Stratfor, AKP'nin devlet üzerindeki kontrolünü daha da arttıracağını, bu etkiyi, ülkenin laik karakterini yeniden yorumlamakta kullanacağını, ama bir aşamada, ister istemez İslamcı önceliklerle, ulusalcı öncelikler arasında tercih yapmaya zorlanacağını düşünüyor. Stratfor'a göre ulusalcı öncelikler Kuzey Irak'a müdahaleyi, gerektiğinde İran'la işbirliğini içerirken, İslamcı öncelikler Sünnilerle birlikte İran'a karşı konuşlanmayı (yani ABD tarafında kalmak) gerektiriyor. Zaten birçok Arap yorumcu da, örneğin Al Hayat' tan Zouheir Kseibati , "ABD'nin Mezopotamya'dan çekilmesiyle oluşacak boşluğu, İran'ın doldurma çabasının karşısına dikilmeye en büyük adayın Gül 'ün Türkiye'si olduğu öyle büyük bir sır değil" diye düşünüyorlar.

Türkiye'de siyaseti, Laik-Asker-seçkinlerle, demokratik-ılımlı-İslamcılar parantezine alma çabasına dönersek: Bu, ABD'nin, bölgesel, küresel politikalarıyla çelişebilecek, çok geniş bir siyasi yelpazenin ( "ulusal proje" yanlısı seçkinler, anti-emperyalist, demokratik, halkçı, sosyalist akımlar) direniş olasılıklarını, yakın tarihi darbelerle kirlenmiş, Kuzey Irak'ı işgale "pek hevesli" bir askeri seçkinler grubuyla özdeşleştirerek zayıflatırken, Türkiye'nin "emporiumun" içinde kalmasını garantiye alacak bir siyasi bloku (sağ-sol liberaller, artı siyasal İslam ) yaratmakla ilgiliydi... Başarılı da oldu!

(Cumhuriyet, 03.09.2007)

Tuesday, August 07, 2007

"Türkiye’nin üç krizi"

Yirmi beş yıllık emektar gazeteci, United Press International’ın onur editörü Martin Walker’e göre Türkiye’de üç kriz gündeme geliyor ve güçlü bir destekle yeniden seçilmiş olmasına karşın Başbakan Tayip Erdoğan bu krizlerin hiç biriyle başa çıkabilecek konumda değil (UPI, 06/08/07)

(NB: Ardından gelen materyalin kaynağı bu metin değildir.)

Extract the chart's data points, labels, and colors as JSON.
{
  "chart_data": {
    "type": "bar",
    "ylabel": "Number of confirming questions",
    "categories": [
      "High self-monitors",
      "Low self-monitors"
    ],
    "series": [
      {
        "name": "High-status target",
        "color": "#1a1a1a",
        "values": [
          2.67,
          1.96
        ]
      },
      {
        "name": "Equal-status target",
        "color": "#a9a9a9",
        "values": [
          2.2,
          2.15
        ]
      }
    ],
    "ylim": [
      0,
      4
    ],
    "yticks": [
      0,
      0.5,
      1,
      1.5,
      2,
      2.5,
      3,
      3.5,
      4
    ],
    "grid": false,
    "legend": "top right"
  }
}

Son yıllarda sık sık dikkat çektiğim bir sorun bu. Ülke son derecede zor sulara, pusulasız ve yetersiz bir ekiple giriyor diye yazıyordum (Bkz, Fırtınaya hazırlıksız yakalanmak… yazıları). Son yılların mali piyasalarından gelen suni teneffüs ve damardan “Carry trade” serumu, gittikçe derinleşen bu krizlerin hissedilmesini engelledi. Ama hava değişiyor, suni teneffüs yaptıranların kendileri oksijensiz kalmaya başladılar, şişedeki serum da hızla bitiyor.

Daha fazla ilerlemeden açıklamam gerekir ki, benim saptadığım krizlerle (ekonomik, siyasi, jeopolitik, ekolojik) Walker'in tartıştığı üç kriz yalnızca iki (siyasi ve jeopolitik) noktada, çakışıyor.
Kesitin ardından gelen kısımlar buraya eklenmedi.